Businesses have been advised to have robust procedures in place to combat fraud in the run-up to Christmas.
Gardai have warned owners and employers that invoice redirect fraud – which targets firms that conduct much of their financial transactions online – can result in substantial losses.
There have been attempts to swindle over €1.3m from businesses through this scam in the last month alone, with actual losses to firms over that period measuring €700,000.
As companies are entering the busy seasonal time, gardai have reminded them to treat any request to change supplier bank account details with “extreme caution”.
Gardai have advised prompt reporting of any such activity as, while many transactions of this nature have been intercepted, it can be difficult to recover funds once they have left the jurisdiction.

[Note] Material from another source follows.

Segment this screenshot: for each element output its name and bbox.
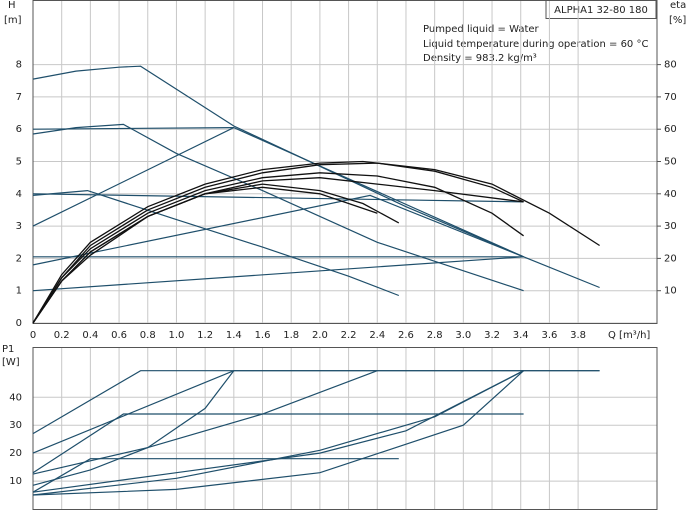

Firms have been advised to ensure that there strict policies are adopted to deal with requests to change bank details, whether this involves the escalation of the decision to a supervisor or direct contact with a trusted known person at the supplier’s company.
How does it work?
Emails, letters and phone calls containing an instruction to change bank account details are sent to businesses by fraudsters purporting to be one of the firm’s legitimate suppliers
When the legitimate supplier next sends an invoice to the company (the victim), the funds are sent to the amended bank account (of the criminal) where the money is generally transferred or withdrawn immediately.
For the most part, the firms do not realise they are the victim of the crime until the real suppliers send a reminder invoice.